School of Physical Sciences, UCI
 
 

The arguments on global warming

September 25, 2004

Global warming is at the heart of a debate among scientists and politicians over the role of humans in altering the climate and regulating pollutants.

The case for global warming:

In 1988, James Hansen, a federal scientist, raised the possibility that humans are damaging the climate by adding greenhouse gases to the atmosphere.

In 1999, UCI chemist F. Sherwood Rowland shared the Nobel Prize in chemistry for determing that chlorofluorocarbons damage the ozone layer.

In 2001, a United Nations panel that included UCI climatologist Michael Prather found that the sudden rise in global temperature over the past century almost exactly matches steep increases in carbon dioxide and other greenhouse gases.

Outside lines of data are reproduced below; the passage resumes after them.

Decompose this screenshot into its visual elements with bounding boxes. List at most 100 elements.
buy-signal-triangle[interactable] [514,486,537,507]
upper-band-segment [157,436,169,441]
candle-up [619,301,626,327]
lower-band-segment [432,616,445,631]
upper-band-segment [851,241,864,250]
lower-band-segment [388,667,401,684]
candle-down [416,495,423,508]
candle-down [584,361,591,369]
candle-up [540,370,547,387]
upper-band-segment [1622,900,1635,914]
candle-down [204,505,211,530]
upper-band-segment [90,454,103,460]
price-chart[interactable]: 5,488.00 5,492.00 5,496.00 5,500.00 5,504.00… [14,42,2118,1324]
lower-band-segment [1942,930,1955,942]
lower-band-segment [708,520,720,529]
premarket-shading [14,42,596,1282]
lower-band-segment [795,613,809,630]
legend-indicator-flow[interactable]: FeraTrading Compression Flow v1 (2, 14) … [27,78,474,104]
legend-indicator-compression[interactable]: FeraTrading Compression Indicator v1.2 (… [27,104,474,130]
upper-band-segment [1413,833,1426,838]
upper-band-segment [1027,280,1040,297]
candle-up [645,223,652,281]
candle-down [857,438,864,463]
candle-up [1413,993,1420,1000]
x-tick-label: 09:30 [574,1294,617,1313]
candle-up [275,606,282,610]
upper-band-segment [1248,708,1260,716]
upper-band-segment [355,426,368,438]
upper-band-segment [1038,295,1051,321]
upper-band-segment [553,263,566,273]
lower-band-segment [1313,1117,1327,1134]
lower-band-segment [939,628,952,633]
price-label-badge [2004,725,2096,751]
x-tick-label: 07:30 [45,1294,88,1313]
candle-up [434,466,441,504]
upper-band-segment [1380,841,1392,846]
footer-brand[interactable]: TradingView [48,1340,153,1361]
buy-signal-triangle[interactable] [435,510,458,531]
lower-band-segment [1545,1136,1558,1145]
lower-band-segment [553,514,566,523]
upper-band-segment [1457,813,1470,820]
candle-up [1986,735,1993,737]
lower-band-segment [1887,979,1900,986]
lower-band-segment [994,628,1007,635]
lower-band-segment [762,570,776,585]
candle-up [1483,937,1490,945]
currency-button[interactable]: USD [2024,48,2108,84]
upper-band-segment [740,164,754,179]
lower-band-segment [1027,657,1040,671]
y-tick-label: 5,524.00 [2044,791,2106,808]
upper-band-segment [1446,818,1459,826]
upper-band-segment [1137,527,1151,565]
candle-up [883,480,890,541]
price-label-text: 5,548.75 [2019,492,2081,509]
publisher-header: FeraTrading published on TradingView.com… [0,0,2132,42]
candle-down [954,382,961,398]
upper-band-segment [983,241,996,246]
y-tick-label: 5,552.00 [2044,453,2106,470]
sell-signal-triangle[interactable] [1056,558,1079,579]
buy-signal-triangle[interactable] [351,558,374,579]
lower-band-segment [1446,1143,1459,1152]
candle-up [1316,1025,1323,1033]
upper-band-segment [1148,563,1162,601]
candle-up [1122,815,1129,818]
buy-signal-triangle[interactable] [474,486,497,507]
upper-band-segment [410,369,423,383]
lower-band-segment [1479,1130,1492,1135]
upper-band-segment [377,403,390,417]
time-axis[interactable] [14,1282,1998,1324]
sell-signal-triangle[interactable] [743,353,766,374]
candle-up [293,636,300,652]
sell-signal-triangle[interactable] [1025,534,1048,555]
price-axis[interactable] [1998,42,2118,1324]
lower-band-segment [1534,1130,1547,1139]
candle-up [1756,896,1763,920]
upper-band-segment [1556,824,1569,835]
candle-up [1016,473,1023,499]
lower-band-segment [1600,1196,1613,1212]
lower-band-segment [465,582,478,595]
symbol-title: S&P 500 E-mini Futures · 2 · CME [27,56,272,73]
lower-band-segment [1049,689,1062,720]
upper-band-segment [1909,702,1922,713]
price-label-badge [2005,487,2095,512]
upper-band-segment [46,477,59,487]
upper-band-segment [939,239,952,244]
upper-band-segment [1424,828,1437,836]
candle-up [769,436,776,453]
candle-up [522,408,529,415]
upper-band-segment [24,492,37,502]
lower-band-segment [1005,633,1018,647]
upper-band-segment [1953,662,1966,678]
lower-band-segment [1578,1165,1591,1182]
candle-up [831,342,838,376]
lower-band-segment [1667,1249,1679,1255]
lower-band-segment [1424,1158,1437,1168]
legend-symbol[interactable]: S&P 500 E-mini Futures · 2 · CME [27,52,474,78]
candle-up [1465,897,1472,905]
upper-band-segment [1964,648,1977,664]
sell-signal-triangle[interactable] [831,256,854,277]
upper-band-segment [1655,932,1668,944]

The panel forecast a 4-to 8-degree increase in the next century.

The case against:

Debate raged immediately over attempts to blame people for increasing temperatures.

Natural climate cycles before the industrial age also showed dramatic and sometimes sudden swings in temperature.

Bore holes, tree rings and satellite measurements of the sea surface all have limitations, enabling potential error to creep in, said John Christy, atmospheric-science professor at the University of Alabama in Huntsville.

In 2003, the Bush administration decided not to follow the Kyoto protocols, which limit industrial pollution, saying the economic impact of industrial regulations would exceed any benefits, and that more studies were needed to determine whether global warming presents a public health threat.